私が手を伸ばすと、ベッドの縁に置いてあったスマホが地面に落ちた。

画面が光り、全く確認していなかった通知が表示される。


「……DM?」


Xでダイレクトメール受信の通知が表示されていた。

気になって、私は画面を開く。


画面には『りん』と表示されていた。

ついさっき届いたものらしい。

メッセージボックスの中に、一行だけメッセージが表示されている。

『さーや、デビュー半年おめでとう』と書かれていた。


「そっか、配信始めて今日で半年なんだ……」


メッセージをタップして表示する。

そこには一枚の画像ファイルが添付されていた。

見覚えのある絵柄のイラストだ。


「これ……私?」


大きなケーキを持つ女の子が、ロウソクに照らされ、はにかむように笑みを浮かべている。

女の子は黒髪で、姫カットで、安っぽいデザインだ。

顔はどこか私の面影がある。

背景にはたくさんの小物や人形。

いずれも私が過去に触れたゲームのキャラや、雑談で好きだと言ったものばかりだ。


『さーや、デビュー半年おめでとう。少し恥ずかしいけど、お祝いイラストを描いたので送ります。
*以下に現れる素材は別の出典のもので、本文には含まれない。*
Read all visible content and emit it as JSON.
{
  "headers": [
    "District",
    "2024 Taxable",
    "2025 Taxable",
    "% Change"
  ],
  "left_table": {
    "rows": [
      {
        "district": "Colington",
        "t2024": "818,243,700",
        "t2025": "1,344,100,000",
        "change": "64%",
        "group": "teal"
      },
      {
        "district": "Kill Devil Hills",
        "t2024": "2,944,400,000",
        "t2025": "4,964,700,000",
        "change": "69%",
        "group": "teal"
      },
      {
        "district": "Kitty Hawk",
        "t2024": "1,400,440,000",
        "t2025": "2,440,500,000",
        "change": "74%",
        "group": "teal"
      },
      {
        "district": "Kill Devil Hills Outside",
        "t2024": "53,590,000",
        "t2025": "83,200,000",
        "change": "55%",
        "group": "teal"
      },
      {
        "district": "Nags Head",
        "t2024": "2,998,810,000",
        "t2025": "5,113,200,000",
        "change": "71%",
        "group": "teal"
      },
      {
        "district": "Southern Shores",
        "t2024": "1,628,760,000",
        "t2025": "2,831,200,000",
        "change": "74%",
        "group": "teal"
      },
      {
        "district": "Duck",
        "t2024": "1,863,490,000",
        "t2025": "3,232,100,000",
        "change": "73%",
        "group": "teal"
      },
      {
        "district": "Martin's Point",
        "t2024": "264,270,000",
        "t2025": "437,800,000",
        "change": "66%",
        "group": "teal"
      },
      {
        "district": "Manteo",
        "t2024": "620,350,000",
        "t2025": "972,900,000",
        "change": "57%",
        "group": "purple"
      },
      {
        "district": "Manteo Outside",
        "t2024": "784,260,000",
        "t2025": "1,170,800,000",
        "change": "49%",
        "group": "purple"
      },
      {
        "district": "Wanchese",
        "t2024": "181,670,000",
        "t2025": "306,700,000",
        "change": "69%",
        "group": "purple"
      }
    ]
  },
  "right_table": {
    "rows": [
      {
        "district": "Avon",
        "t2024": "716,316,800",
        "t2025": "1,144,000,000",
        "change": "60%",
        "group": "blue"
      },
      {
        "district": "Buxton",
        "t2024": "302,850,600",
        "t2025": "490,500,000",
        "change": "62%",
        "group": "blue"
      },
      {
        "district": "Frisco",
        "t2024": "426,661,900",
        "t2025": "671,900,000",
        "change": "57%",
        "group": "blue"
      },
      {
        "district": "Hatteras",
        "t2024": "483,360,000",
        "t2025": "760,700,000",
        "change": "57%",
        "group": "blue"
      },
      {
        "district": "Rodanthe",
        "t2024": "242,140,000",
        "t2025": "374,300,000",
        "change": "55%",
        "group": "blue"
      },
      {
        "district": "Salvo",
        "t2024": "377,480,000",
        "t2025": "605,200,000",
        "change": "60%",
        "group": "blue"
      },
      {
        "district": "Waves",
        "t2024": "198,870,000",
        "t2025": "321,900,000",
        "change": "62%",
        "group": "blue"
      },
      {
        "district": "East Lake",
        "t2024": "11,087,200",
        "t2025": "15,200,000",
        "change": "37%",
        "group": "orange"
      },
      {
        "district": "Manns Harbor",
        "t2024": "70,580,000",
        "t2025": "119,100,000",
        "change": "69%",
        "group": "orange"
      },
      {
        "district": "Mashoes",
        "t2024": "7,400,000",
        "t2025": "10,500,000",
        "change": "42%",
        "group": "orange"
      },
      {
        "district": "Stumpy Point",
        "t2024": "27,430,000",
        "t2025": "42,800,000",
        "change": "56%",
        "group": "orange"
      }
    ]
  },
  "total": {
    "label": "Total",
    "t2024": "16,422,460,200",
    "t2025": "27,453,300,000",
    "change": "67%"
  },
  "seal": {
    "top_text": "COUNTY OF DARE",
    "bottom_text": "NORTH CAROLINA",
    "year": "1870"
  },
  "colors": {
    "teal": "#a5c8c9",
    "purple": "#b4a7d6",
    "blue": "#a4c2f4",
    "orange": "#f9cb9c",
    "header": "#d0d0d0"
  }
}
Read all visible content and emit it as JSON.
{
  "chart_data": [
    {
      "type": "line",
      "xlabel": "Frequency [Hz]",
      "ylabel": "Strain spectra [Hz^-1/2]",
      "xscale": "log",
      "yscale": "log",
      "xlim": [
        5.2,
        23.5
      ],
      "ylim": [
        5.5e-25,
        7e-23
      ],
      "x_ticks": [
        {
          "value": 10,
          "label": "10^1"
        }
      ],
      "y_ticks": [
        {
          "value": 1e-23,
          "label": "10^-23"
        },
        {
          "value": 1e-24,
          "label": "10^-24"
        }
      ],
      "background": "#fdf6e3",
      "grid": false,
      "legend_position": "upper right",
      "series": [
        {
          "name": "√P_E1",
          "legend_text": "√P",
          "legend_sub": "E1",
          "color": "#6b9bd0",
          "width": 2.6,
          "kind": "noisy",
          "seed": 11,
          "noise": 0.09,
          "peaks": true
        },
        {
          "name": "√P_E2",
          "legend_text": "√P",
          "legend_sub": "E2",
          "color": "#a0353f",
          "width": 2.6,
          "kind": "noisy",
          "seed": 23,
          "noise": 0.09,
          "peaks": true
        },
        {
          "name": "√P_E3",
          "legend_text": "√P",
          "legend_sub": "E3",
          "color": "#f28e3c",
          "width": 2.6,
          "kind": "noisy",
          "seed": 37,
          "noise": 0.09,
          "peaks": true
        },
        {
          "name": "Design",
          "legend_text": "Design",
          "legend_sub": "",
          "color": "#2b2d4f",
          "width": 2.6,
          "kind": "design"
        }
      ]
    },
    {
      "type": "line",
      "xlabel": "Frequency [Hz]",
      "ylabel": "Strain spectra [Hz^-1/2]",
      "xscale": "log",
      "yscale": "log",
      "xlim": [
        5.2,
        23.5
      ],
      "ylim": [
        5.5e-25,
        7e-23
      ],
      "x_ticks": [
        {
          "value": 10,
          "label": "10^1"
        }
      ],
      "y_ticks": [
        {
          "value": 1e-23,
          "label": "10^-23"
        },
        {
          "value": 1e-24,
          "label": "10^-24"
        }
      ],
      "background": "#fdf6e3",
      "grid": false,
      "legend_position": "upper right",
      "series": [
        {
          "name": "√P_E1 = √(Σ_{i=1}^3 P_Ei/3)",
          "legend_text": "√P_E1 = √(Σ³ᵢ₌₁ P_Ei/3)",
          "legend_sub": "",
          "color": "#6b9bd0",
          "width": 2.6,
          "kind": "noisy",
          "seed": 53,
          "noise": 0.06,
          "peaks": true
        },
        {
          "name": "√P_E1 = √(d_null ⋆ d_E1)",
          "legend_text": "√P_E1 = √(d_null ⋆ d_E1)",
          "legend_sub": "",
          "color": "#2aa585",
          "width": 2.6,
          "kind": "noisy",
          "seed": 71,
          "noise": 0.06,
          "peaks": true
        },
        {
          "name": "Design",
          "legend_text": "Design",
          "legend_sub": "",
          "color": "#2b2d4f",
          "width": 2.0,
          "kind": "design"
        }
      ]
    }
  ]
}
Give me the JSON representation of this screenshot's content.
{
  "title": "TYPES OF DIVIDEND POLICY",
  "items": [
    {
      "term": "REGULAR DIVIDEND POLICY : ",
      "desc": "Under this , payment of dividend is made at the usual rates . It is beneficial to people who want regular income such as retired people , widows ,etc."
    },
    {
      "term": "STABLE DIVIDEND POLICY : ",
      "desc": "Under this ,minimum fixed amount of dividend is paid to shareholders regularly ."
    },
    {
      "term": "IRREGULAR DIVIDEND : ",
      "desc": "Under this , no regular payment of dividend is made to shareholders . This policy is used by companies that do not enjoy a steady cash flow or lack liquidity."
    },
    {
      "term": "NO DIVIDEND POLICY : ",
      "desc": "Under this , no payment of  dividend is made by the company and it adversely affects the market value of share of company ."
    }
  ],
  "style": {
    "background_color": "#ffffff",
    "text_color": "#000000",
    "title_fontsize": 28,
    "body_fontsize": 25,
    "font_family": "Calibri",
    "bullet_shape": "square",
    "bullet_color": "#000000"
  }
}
これからも、さーやの配信楽しみにしてるね』


ささやかなメッセージ。

でもそこには、私への感謝と、愛が溢れていた。


「何で……どうして……」


何でそんなに受け入れてくれるんだ。

どうしてそんなにしてくれるんだ。


イラストを眺めていると、視界が滲んでくる。

気付かぬうちに、涙が溢れていた。

涙が頬を伝うと共に、嗚咽が漏れ出る。


大粒の涙が溢れて、鼻水が垂れて、みっともなく涙を流して。

私は声を上げて泣いた。

心の中にあったおりがこぼれ出るように、苦しみや、辛さが涙と共に流れていく。


この世界に自分の居場所なんてないんじゃないかって思っていた。

誰にも何もすることができず、生きている価値はないんじゃないかと思っていた。


でも。


私を肯定してくれる人がここにいる。

私を見てくれている人が確かにいる。


それだけで、救われた気がした。


配信をしていてよかった。

東雲さんに出会えてよかった。


深い感謝と共に、心からそう思った。


 ◯


ようやく涙が落ち着いた頃、洗面所で顔を洗った。

鏡に映った私はすっかり泣き腫らした後で、誰がどう見ても泣いたのが見て取れる。

ひどい顔だなと思った。

でも何だか今はそれでも良いと思える気がした。


「紗夜、ちょっといい?」


洗面所で鏡を見ていると、不意にお母さんが顔を出す。

泣き腫らした私の顔を見て目を丸くしていた。


「泣いてたの?」

「ううん、もう大丈夫。それより、何か用?」


私が尋ねると、お母さんは少しだけ深刻な顔をする。

一緒にリビングに行くと、お父さんと兄の尊がテーブルに座っていた。

妙な空気に、私も緊張する。

私が困惑していると、お母さんが口を開いた。